# PT 73 paint colors



## MJB (Aug 3, 2001)

Can anyone help me determine what colors to paint my original Revell PT 73 Boat from McHale's Navy? I usually do figures so this is new territory for me. The color movie is on YouTube for reference. 

Thanks, Michael


----------



## djnick66 (May 2, 2008)

This is an interesting question. The TV series was black and white and some hand colored studio photos show the boat as green. Actual PT boats were also usually green. Revell's box art also shows a greenish boat, although the kit comes in grey plastic.

The color movie has PT73 in a fairly light gloss grey. In real life, the ship would have faded to a dull shade quickly, and high gloss on a small scale ship usually looks very toylike. I would look at something like Dark Gull Grey and go for a flat or satin finish.


----------



## MJB (Aug 3, 2001)

I knew I had to suspend a little bit of belief based on the "shininess" of the movie colors. You wouldn't want something that would reflect the sun or moon if you're trying to sneak up on an enemy ship.

Thanks for the suggestion, dj!

Michael


----------



## John P (Sep 1, 1999)

Maybe do a google search for "Vosper PT boat" and see if there are any color shots of real ones?


----------



## irishtrek (Sep 17, 2005)

Or google McHales Navy and click on images.


----------



## btbrush (Sep 20, 2010)

John P said:


> Maybe do a google search for "Vosper PT boat" and see if there are any color shots of real ones?
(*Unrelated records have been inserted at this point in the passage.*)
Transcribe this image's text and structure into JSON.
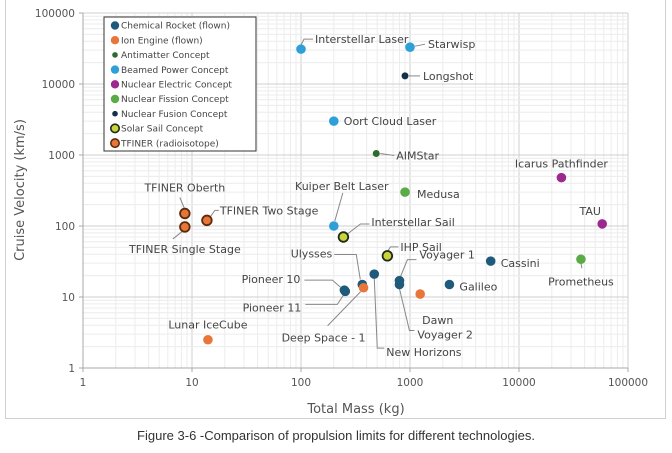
{
  "chart_data": {
    "type": "scatter",
    "title": "",
    "xlabel": "Total Mass (kg)",
    "ylabel": "Cruise Velocity (km/s)",
    "xscale": "log",
    "yscale": "log",
    "xlim": [
      1,
      100000
    ],
    "ylim": [
      1,
      100000
    ],
    "xticks": [
      "1",
      "10",
      "100",
      "1000",
      "10000",
      "100000"
    ],
    "yticks": [
      "1",
      "10",
      "100",
      "1000",
      "10000",
      "100000"
    ],
    "grid": true,
    "legend_position": "top-left",
    "categories": [
      {
        "name": "Chemical Rocket (flown)",
        "color": "#1f5a7a",
        "border": "#1f5a7a"
      },
      {
        "name": "Ion Engine (flown)",
        "color": "#e8763a",
        "border": "#e8763a"
      },
      {
        "name": "Antimatter Concept",
        "color": "#2f6b2f",
        "border": "#2f6b2f",
        "small": true
      },
      {
        "name": "Beamed Power Concept",
        "color": "#2ea0d8",
        "border": "#2ea0d8"
      },
      {
        "name": "Nuclear Electric  Concept",
        "color": "#9c2a8e",
        "border": "#9c2a8e"
      },
      {
        "name": "Nuclear Fission  Concept",
        "color": "#5aaa46",
        "border": "#5aaa46"
      },
      {
        "name": "Nuclear Fusion  Concept",
        "color": "#15304a",
        "border": "#15304a",
        "small": true
      },
      {
        "name": "Solar Sail Concept",
        "color": "#c9d43a",
        "border": "#1e2a1a"
      },
      {
        "name": "TFINER (radioisotope)",
        "color": "#e8763a",
        "border": "#5a2a0a"
      }
    ],
    "points": [
      {
        "label": "Interstellar Laser",
        "category": 3,
        "x": 100,
        "y": 31000
      },
      {
        "label": "Starwisp",
        "category": 3,
        "x": 1000,
        "y": 33000
      },
      {
        "label": "Longshot",
        "category": 6,
        "x": 900,
        "y": 13000
      },
      {
        "label": "Oort Cloud Laser",
        "category": 3,
        "x": 200,
        "y": 3000
      },
      {
        "label": "AIMStar",
        "category": 2,
        "x": 490,
        "y": 1050
      },
      {
        "label": "Medusa",
        "category": 5,
        "x": 900,
        "y": 300
      },
      {
        "label": "Icarus Pathfinder",
        "category": 4,
        "x": 24500,
        "y": 480
      },
      {
        "label": "TAU",
        "category": 4,
        "x": 58000,
        "y": 107
      },
      {
        "label": "Kuiper Belt Laser",
        "category": 3,
        "x": 200,
        "y": 100
      },
      {
        "label": "Interstellar Sail",
        "category": 7,
        "x": 245,
        "y": 70
      },
      {
        "label": "IHP Sail",
        "category": 7,
        "x": 620,
        "y": 38
      },
      {
        "label": "TFINER Oberth",
        "category": 8,
        "x": 8.6,
        "y": 150
      },
      {
        "label": "TFINER Two Stage",
        "category": 8,
        "x": 13.7,
        "y": 120
      },
      {
        "label": "TFINER Single Stage",
        "category": 8,
        "x": 8.6,
        "y": 97
      },
      {
        "label": "Ulysses",
        "category": 0,
        "x": 365,
        "y": 15
      },
      {
        "label": "Pioneer 10",
        "category": 0,
        "x": 250,
        "y": 12.5
      },
      {
        "label": "Pioneer 11",
        "category": 0,
        "x": 255,
        "y": 12
      },
      {
        "label": "Deep Space - 1",
        "category": 1,
        "x": 375,
        "y": 13.5
      },
      {
        "label": "New Horizons",
        "category": 0,
        "x": 470,
        "y": 21
      },
      {
        "label": "Voyager 1",
        "category": 0,
        "x": 800,
        "y": 17
      },
      {
        "label": "Voyager 2",
        "category": 0,
        "x": 800,
        "y": 15
      },
      {
        "label": "Galileo",
        "category": 0,
        "x": 2300,
        "y": 15
      },
      {
        "label": "Dawn",
        "category": 1,
        "x": 1240,
        "y": 11
      },
      {
        "label": "Cassini",
        "category": 0,
        "x": 5500,
        "y": 32
      },
      {
        "label": "Prometheus",
        "category": 5,
        "x": 37000,
        "y": 34
      },
      {
        "label": "Lunar IceCube",
        "category": 1,
        "x": 14,
        "y": 2.5
      }
    ]
  },
  "caption": "Figure 3-6 -Comparison of propulsion limits for different technologies."
}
I believe it was a Higgins.


----------



## Owen E Oulton (Jan 6, 2012)

btbrush said:


> I believe it was a Higgins.


The _*Real Life*_ (tm, pat. pend.) PT-73 was a Higgins boat. The TV PT-73 as seen on _McHale's Navy_ was a modified Vosper built to a British design for the Soviets during WWII. Details on the TV boat can be found at: https://en.wikipedia.org/wiki/McHale's_Navy#The_real-life_PT-73


----------